S.S. Sodhi, J.
1. The controversy raised in this appeal is with regard to the extent of the liability of the Insurance Company for the amount awarded as compensation to the claimants.
2. The facts relevant to this matter are that Pran Nath Kapila, who was travelling in the car PUV 9192 was killed when this car went and hit into a truck parked on the road side. This happened on March 30, 1978. The tribunal holding that the accident here had been caused by the rash and negligent driving of the car driver, awarded a sum of Rs. 72,000/- as compensation to the claimants, they being the widow and the minor children of the deceased as also his widowed mother. All the respondents including the Insurance Company with which the car had been insured wert held liable jointly and severally for the entire amount awarded.

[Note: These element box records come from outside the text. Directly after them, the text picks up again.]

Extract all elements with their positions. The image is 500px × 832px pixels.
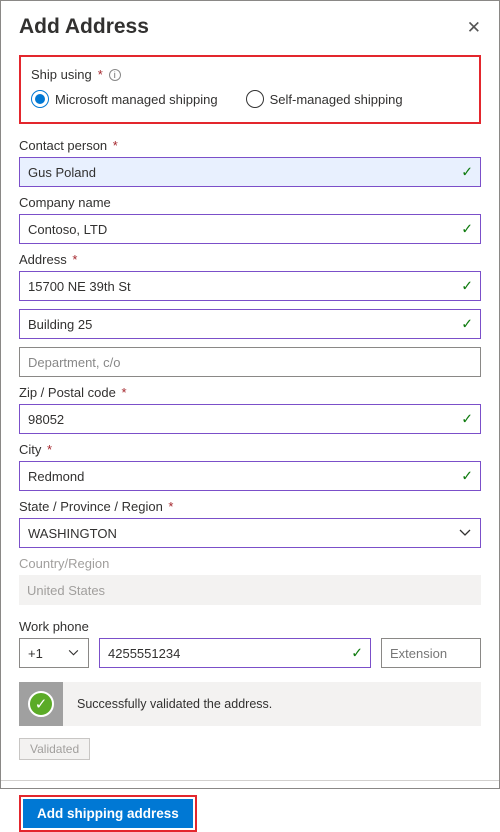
add-address-panel: Add Address ✕ Ship using * i Microsoft m…	[0, 0, 500, 789]
check-icon: ✓	[461, 221, 473, 238]
check-icon: ✓	[461, 411, 473, 428]
add-shipping-address-highlight: Add shipping address	[19, 795, 197, 832]
address-label: Address *	[19, 252, 481, 267]
form-area: Contact person * ✓ Company name ✓ Addres…	[19, 138, 481, 760]
address-line2-input[interactable]	[19, 309, 481, 339]
success-check-icon: ✓	[28, 691, 54, 717]
validation-banner: ✓ Successfully validated the address.	[19, 682, 481, 726]
validated-button: Validated	[19, 738, 90, 760]
address-line3-input[interactable]	[19, 347, 481, 377]
radio-microsoft-managed-label: Microsoft managed shipping	[55, 92, 218, 107]
check-icon: ✓	[461, 164, 473, 181]
check-icon: ✓	[461, 278, 473, 295]
city-field-wrap: ✓	[19, 461, 481, 491]
footer-divider	[1, 780, 499, 781]
address-line1-input[interactable]	[19, 271, 481, 301]
check-icon: ✓	[351, 645, 363, 662]
panel-header: Add Address ✕	[19, 15, 481, 39]
radio-circle-icon	[246, 90, 264, 108]
company-name-field-wrap: ✓	[19, 214, 481, 244]
state-label: State / Province / Region *	[19, 499, 481, 514]
phone-country-code-wrap	[19, 638, 89, 668]
phone-country-code-select[interactable]	[19, 638, 89, 668]
add-shipping-address-button[interactable]: Add shipping address	[23, 799, 193, 828]
phone-extension-wrap	[381, 638, 481, 668]
country-label: Country/Region	[19, 556, 481, 571]
address-line1-wrap: ✓	[19, 271, 481, 301]
zip-input[interactable]	[19, 404, 481, 434]
radio-self-managed[interactable]: Self-managed shipping	[246, 90, 403, 108]
radio-microsoft-managed[interactable]: Microsoft managed shipping	[31, 90, 218, 108]
ship-using-label: Ship using * i	[31, 67, 469, 82]
required-asterisk: *	[98, 67, 103, 82]
contact-person-field-wrap: ✓	[19, 157, 481, 187]
state-field-wrap	[19, 518, 481, 548]
work-phone-row: ✓	[19, 638, 481, 668]
validation-message: Successfully validated the address.	[63, 697, 272, 711]
company-name-input[interactable]	[19, 214, 481, 244]
radio-circle-icon	[31, 90, 49, 108]
address-line2-wrap: ✓	[19, 309, 481, 339]
city-label: City *	[19, 442, 481, 457]
phone-number-wrap: ✓	[99, 638, 371, 668]
phone-number-input[interactable]	[99, 638, 371, 668]
city-input[interactable]	[19, 461, 481, 491]
radio-self-managed-label: Self-managed shipping	[270, 92, 403, 107]
contact-person-input[interactable]	[19, 157, 481, 187]
panel-title: Add Address	[19, 15, 149, 39]
ship-using-label-text: Ship using	[31, 67, 92, 82]
phone-extension-input[interactable]	[381, 638, 481, 668]
check-icon: ✓	[461, 316, 473, 333]
close-icon[interactable]: ✕	[467, 19, 481, 36]
country-input	[19, 575, 481, 605]
state-select[interactable]	[19, 518, 481, 548]
info-icon[interactable]: i	[109, 69, 121, 81]
work-phone-label: Work phone	[19, 619, 481, 634]
ship-using-radiogroup: Microsoft managed shipping Self-managed …	[31, 90, 469, 108]
ship-using-section: Ship using * i Microsoft managed shippin…	[19, 55, 481, 124]
address-line3-wrap	[19, 347, 481, 377]
validation-icon-cell: ✓	[19, 682, 63, 726]
zip-field-wrap: ✓	[19, 404, 481, 434]
zip-label: Zip / Postal code *	[19, 385, 481, 400]
check-icon: ✓	[461, 468, 473, 485]
contact-person-label: Contact person *	[19, 138, 481, 153]
company-name-label: Company name	[19, 195, 481, 210]
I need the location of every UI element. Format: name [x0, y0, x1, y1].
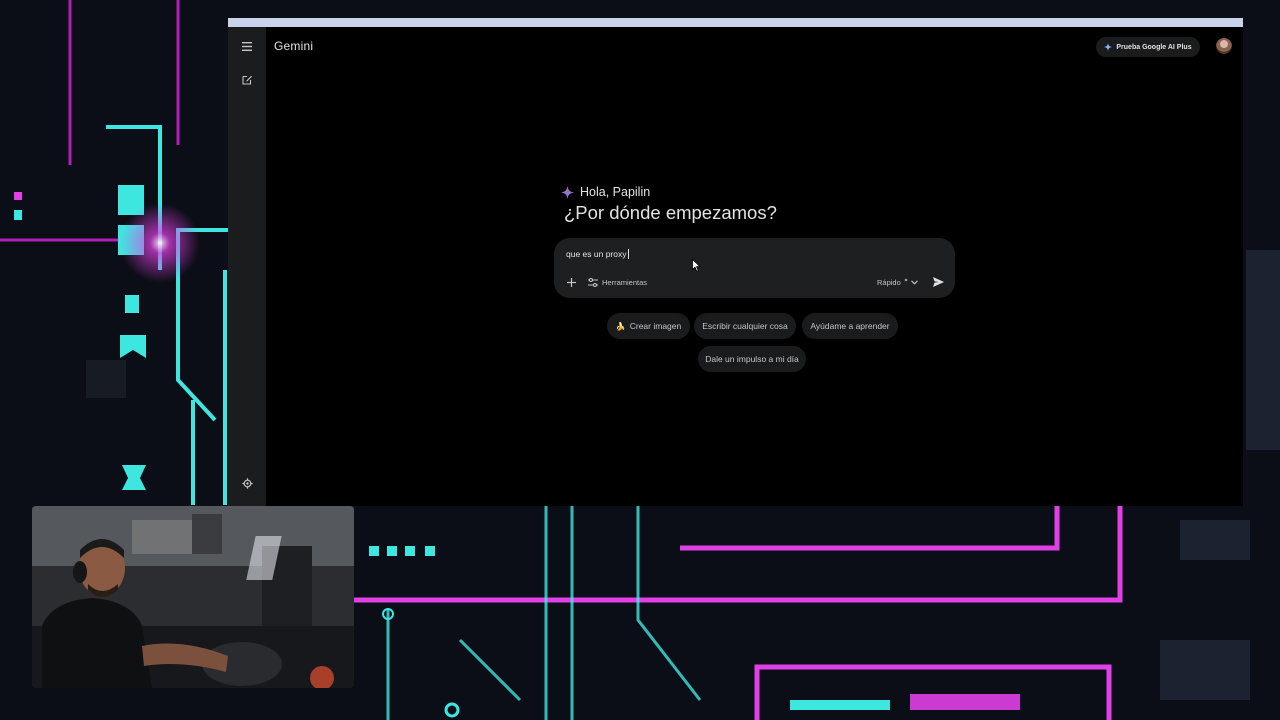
menu-button[interactable] — [237, 36, 257, 56]
page-title: ¿Por dónde empezamos? — [564, 202, 777, 223]
banana-icon: 🍌 — [615, 321, 626, 331]
suggestion-write[interactable]: Escribir cualquier cosa — [694, 313, 796, 339]
app-title[interactable]: Gemini — [274, 39, 313, 53]
prompt-box[interactable]: que es un proxy Herramientas Rápido — [554, 238, 955, 298]
menu-icon — [242, 41, 252, 51]
add-button[interactable] — [563, 274, 579, 290]
send-icon — [932, 277, 944, 287]
model-label: Rápido — [877, 277, 901, 287]
send-button[interactable] — [929, 273, 947, 291]
tools-button[interactable]: Herramientas — [588, 274, 647, 290]
suggestion-learn[interactable]: Ayúdame a aprender — [802, 313, 898, 339]
settings-button[interactable] — [237, 473, 257, 493]
sparkle-dot-icon — [903, 277, 908, 282]
text-caret — [628, 249, 630, 259]
plus-icon — [566, 277, 576, 287]
avatar[interactable] — [1216, 38, 1232, 54]
settings-icon — [241, 477, 253, 489]
new-chat-button[interactable] — [237, 69, 257, 89]
mouse-cursor-icon — [692, 259, 701, 272]
edit-icon — [241, 75, 252, 85]
browser-window: Gemini Prueba Google AI Plus Hola, Papil… — [228, 18, 1243, 506]
greeting: Hola, Papilin — [561, 185, 650, 199]
webcam-feed-image — [32, 506, 354, 688]
tools-label: Herramientas — [602, 277, 648, 287]
suggestion-boost[interactable]: Dale un impulso a mi día — [698, 346, 806, 372]
prompt-text: que es un proxy — [566, 249, 627, 259]
tools-sliders-icon — [588, 277, 598, 287]
upgrade-button[interactable]: Prueba Google AI Plus — [1096, 37, 1200, 57]
gemini-sparkle-icon — [561, 185, 574, 199]
greeting-text: Hola, Papilin — [580, 185, 651, 199]
browser-tab-strip — [228, 18, 1243, 27]
suggestion-create-image[interactable]: 🍌 Crear imagen — [607, 313, 690, 339]
upgrade-label: Prueba Google AI Plus — [1116, 43, 1192, 51]
suggestion-label: Crear imagen — [629, 321, 682, 331]
sparkle-icon — [1104, 43, 1113, 51]
sidebar — [228, 27, 266, 506]
model-selector[interactable]: Rápido — [877, 274, 918, 290]
chevron-down-icon — [910, 279, 918, 285]
webcam-overlay — [32, 506, 354, 688]
prompt-input[interactable]: que es un proxy — [566, 249, 630, 259]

3. It was the contention of Mr. L.M. Suri, counsel for the Insurance Company that under Section 95 of the Motor Vehicles Act, the Insurance Company is not required to cover liability in respect of passengers travelling in a vehicle involved in the motor accident. In this case, by virtue of a special premium having been paid by the insured, liability in respect of passengers stood covered to the extent of Rs. 15,000/- and consequently the Insurance Company could not be held liable for an amount exceeding this sum. He cited in this behalf the judgment of the Supreme Court in Pushpabai Purshottam Udeshi and Ors. v. Ranjit Ginning and Pressing Co. and Anr. 1977 A.CJ. 343, where it was held that the provisions of Section 95 of the Motor Vehicles Act excluded the liability of the Insurance Company regarding risks to passengers. This was later followed by this High Court in Smt. Tarawanti and Ors. v. Gurmel Singh and Ors. 1980 P.L.R. 644.
4. The point urged by Mr. J.R. Mittal, counsel for the claimants, on the other hand, was that the risk in respect of Prem Nath Kapila, deceased, must be taken to have been covered by the provisions of Section 95 of the Motor Vehicles Act, in view of the fact, that he was an employee of the owner of the car. The reference here being to the proviso to Sub-section (1) of Section 95 of the Motor Vehicles Act which provides that a policy of Insurance shall not be required :
(ii) except where the vehicle is a vehicle in which passengers are carried for hire or reward or by a reason of or in pursuance of a contract of employment, to cover liability in respect or the death of or bodily injury to persons being carried in or upon or entering or mounting or alighting from the vehicle at the time of the occurrence of the event out of which a claim arises.
In the context of the facts of this case, the essential point missed in this argument was that it was incumbent upon the claimants to show not only that there was a contract of employment between the deceased and the insured car owner, but also that he was a passenger in the car by reason of or in pursuance of such contract. In other words, merely being an employee could not bring the deceased under insurance cover.
5. The precedent provided by the Oriental Fire and General Insurance Co. Ltd. v. Ganchi Ramanlal Kantilal and Ors. 1979 A.CJ. 65 upon which great stress had been laid by the counsel for the claimants is clearly of no avail. The point raised there being quite separate and distinct from that a rising in this case. What was stated in that case was that in order to render a passenger carried in a vehicle to be held to be so carried 'by reason of or in pursuance of a contract of employment' it must be shown that the passenger was either employed by the insured or whose employment with some one else had a reasonable or notional association with business which the insured was carrying on. This has no relevance to the present case.
6. For the foregoing reasons there is no escape from the conclusion that the Insurance Company was not required to cover the risk in respect of the. deceased under the provisions of Section 95 of the Motor Vehicles Act and as mentioned by the counsel for the Insurance Company the liability of the Insurance Company was only to the extent of Rs. 15000/- on account of the special endorsement to this effect.
7. A point had also been sought to be made by Sh. J.R. Mittal, counsel for the claimants that no specific plea had been raised by the Insurance Company that its liability here was limited to Rs. 15000/-. The argument raised being that though the Insurance Company had denied its liability to pay any amount as compensation, it had not been stated even in the alternative that is liability was limited to Rs. 15000/-. There is clearly no merit in this contention. It is well settled that the strict rules of pleadings are not applicable in such cases and at any rate it is also pertinent to note that this point was specifically taken before the Tribunal and dealt with by it. This thus, provides no occasion to deny to the Insurance Company the right to take up this point and seek adjudication thereof.
8. For the fore-going reasons it must be held that the liability of the Insurance Company was limited to Rs. 15000/-. It is, however, clarified that this shall not in any manner effect the liability of the other respondents for payment of the amount awarded as compensation.
9. In the result, the appeal is hereby accepted. There, will however, be no order as to costs.